Would you take a Covid-19 vaccine?
Bloomberg Opinion’s Therese Raphael, below, explains why it’s not just anti-vaxxers that may be worried:
With any luck, one of the handful of promising Covid-19 vaccines currently going through human trials will meet with regulatory approval, maybe even in time for winter. One thing worrying public health officials, though, is what happens if a significant number of people don’t want to be vaccinated.
Vaccines are responsible for saving millions of lives every year, and yet there has always been a small but hardcore contingent of anti-vaxxers that rejects the science or buys into conspiracy theories about immunizations. Unfortunately, their ranks are growing during the current crisis. National health authorities, along with the World Health Organization, are engaged in a furious game of whack-a-mole as they try to knock down the conspiracy theories and correct misinformation.
Countering the anti-vaxxers is important work, but it’s only part of the picture. The bigger danger is a broader vaccine hesitancy: What if rational people who get their flu shots and vaccinate their children, and who are eager to be part of the solution to this pandemic, have worries that public health authorities and governments don’t address?
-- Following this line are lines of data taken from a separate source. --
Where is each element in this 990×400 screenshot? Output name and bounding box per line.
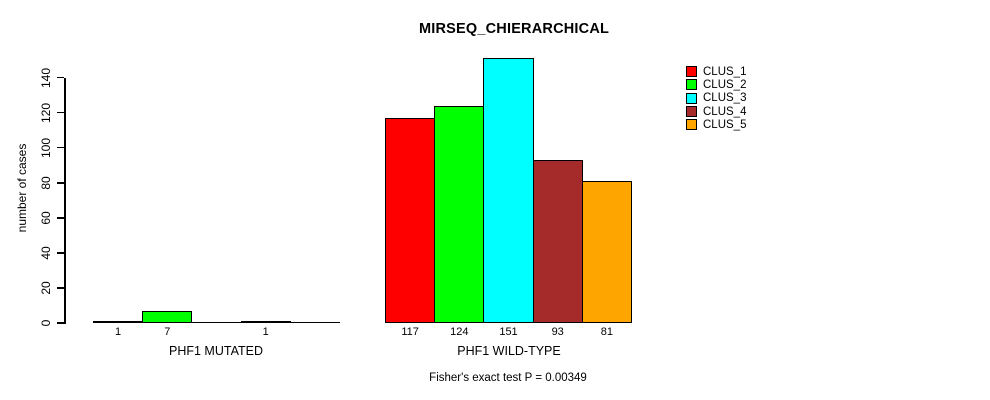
- fisher-test-annotation: Fisher's exact test P = 0.00349: [429, 372, 587, 384]
- bar-clus_1-mutated: [93, 321, 144, 323]
- y-axis-tick-label: 80: [39, 176, 53, 190]
- y-axis-tick-label: 0: [39, 319, 53, 327]
- bar-clus_4-wild-type: [532, 160, 583, 323]
- y-axis-tick-label: 40: [39, 246, 53, 260]
- y-axis-tick-label: 120: [39, 102, 53, 123]
- bar-clus_3-wild-type: [483, 58, 534, 323]
- legend-item-clus_2: CLUS_2: [686, 78, 746, 91]
- bar-value-label-clus_5-wild-type: 81: [600, 326, 614, 338]
- legend-swatch-clus_5: [686, 119, 697, 131]
- chart-title: MIRSEQ_CHIERARCHICAL: [418, 21, 610, 37]
- y-axis-tick-label: 20: [39, 281, 53, 295]
- bar-value-label-clus_4-wild-type: 93: [551, 326, 564, 338]
- bar-value-label-clus_1-wild-type: 117: [401, 326, 419, 338]
- legend-item-clus_3: CLUS_3: [686, 92, 746, 105]
- legend-swatch-clus_3: [686, 92, 697, 104]
- legend-item-clus_4: CLUS_4: [686, 105, 746, 118]
- bar-clus_2-wild-type: [434, 106, 485, 323]
- bar-clus_1-wild-type: [385, 118, 436, 323]
- legend-item-clus_5: CLUS_5: [686, 118, 746, 131]
- legend-item-clus_1: CLUS_1: [686, 65, 746, 78]
- bar-value-label-clus_2-mutated: 7: [164, 326, 171, 338]
- bar-clus_5-wild-type: [581, 181, 632, 323]
- y-axis-tick: [57, 322, 64, 324]
- legend-swatch-clus_1: [686, 66, 697, 78]
- group-label-phf1-mutated: PHF1 MUTATED: [169, 344, 263, 358]
- y-axis-tick: [57, 182, 64, 184]
- bar-clus_3-mutated: [191, 322, 242, 323]
- legend: CLUS_1 CLUS_2 CLUS_3 CLUS_4 CLUS_5: [686, 65, 746, 131]
- y-axis-tick: [57, 252, 64, 254]
- legend-label-clus_5: CLUS_5: [703, 118, 747, 131]
- bar-clus_4-mutated: [240, 321, 291, 323]
- y-axis-line: [64, 77, 66, 325]
- y-axis-tick-label: 60: [39, 211, 53, 225]
- y-axis-tick: [57, 287, 64, 289]
- y-axis-tick: [57, 111, 64, 114]
- y-axis-tick: [57, 217, 64, 219]
- bar-clus_5-mutated: [289, 322, 340, 323]
- legend-label-clus_3: CLUS_3: [703, 92, 747, 105]
- bar-value-label-clus_1-mutated: 1: [115, 326, 122, 338]
- bar-value-label-clus_2-wild-type: 124: [450, 326, 469, 338]
- bar-clus_2-mutated: [142, 311, 193, 323]
- y-axis-tick-label: 140: [39, 67, 53, 88]
- legend-label-clus_1: CLUS_1: [703, 65, 747, 78]
- bar-value-label-clus_3-wild-type: 151: [499, 326, 518, 338]
- legend-swatch-clus_4: [686, 106, 697, 118]
- y-axis-tick-label: 100: [39, 137, 53, 158]
- y-axis-tick: [57, 146, 64, 149]
- bar-value-label-clus_4-mutated: 1: [262, 326, 269, 338]
- group-label-phf1-wild-type: PHF1 WILD-TYPE: [457, 344, 561, 358]
- legend-label-clus_4: CLUS_4: [703, 105, 747, 118]
- legend-swatch-clus_2: [686, 79, 697, 91]
- y-axis-tick: [57, 76, 64, 79]
- legend-label-clus_2: CLUS_2: [703, 78, 747, 91]
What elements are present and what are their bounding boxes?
The World Health Organization lists vaccine hesitancy as one of its top 10 global health threats. One in six U.K. respondents to a June YouGov survey said they definitely or probably would not get vaccinated. A CNN poll in May showed a third of Americans would not try to get a vaccine if it existed. Like everything else in the U.S., opinion on a vaccine varies along party lines, with 81% of Democrats and only 51% of Republicans keen to get vaccinated.
Some of the skepticism reflects a mistrust of Big Pharma, some of it a mistrust of government. Some of it is simply because it’s been a long time since we lived in fear of the many diseases that vaccines now protect against.
Dr. Anthony Fauci, the U.S.’s top infectious disease expert, has said that a vaccine that is 70% to 75% effective but taken by only two-thirds of the public would not create the herd immunity necessary for economies to get back up and running. So governments have a lot riding on not only securing an immunization program but on making sure people take part.
However, if a vaccine overpromises, if the risks are not clearly explained or if there are problems with delivery, it could further undermine trust in authorities, institutions and even experts, with far-reaching consequences for public health and the economy. It’s hard to imagine another time when there was so much riding not just on the science, but on how it’s communicated.
Any doubts over the quality of a vaccine, which can also be affected by inadequate storage or transport, will impact trust. And that trust was being sorely tested even before the pandemic. In the U.S., a near epidemic of overprescribing, especially of opioids, has increased skepticism of both doctors and drug companies. Black and minority communities hit hardest by Covid-19 might have the most reason to line up for vaccines, but vaccination rates are lower among minority groups because of lower levels of trust from historical abuses.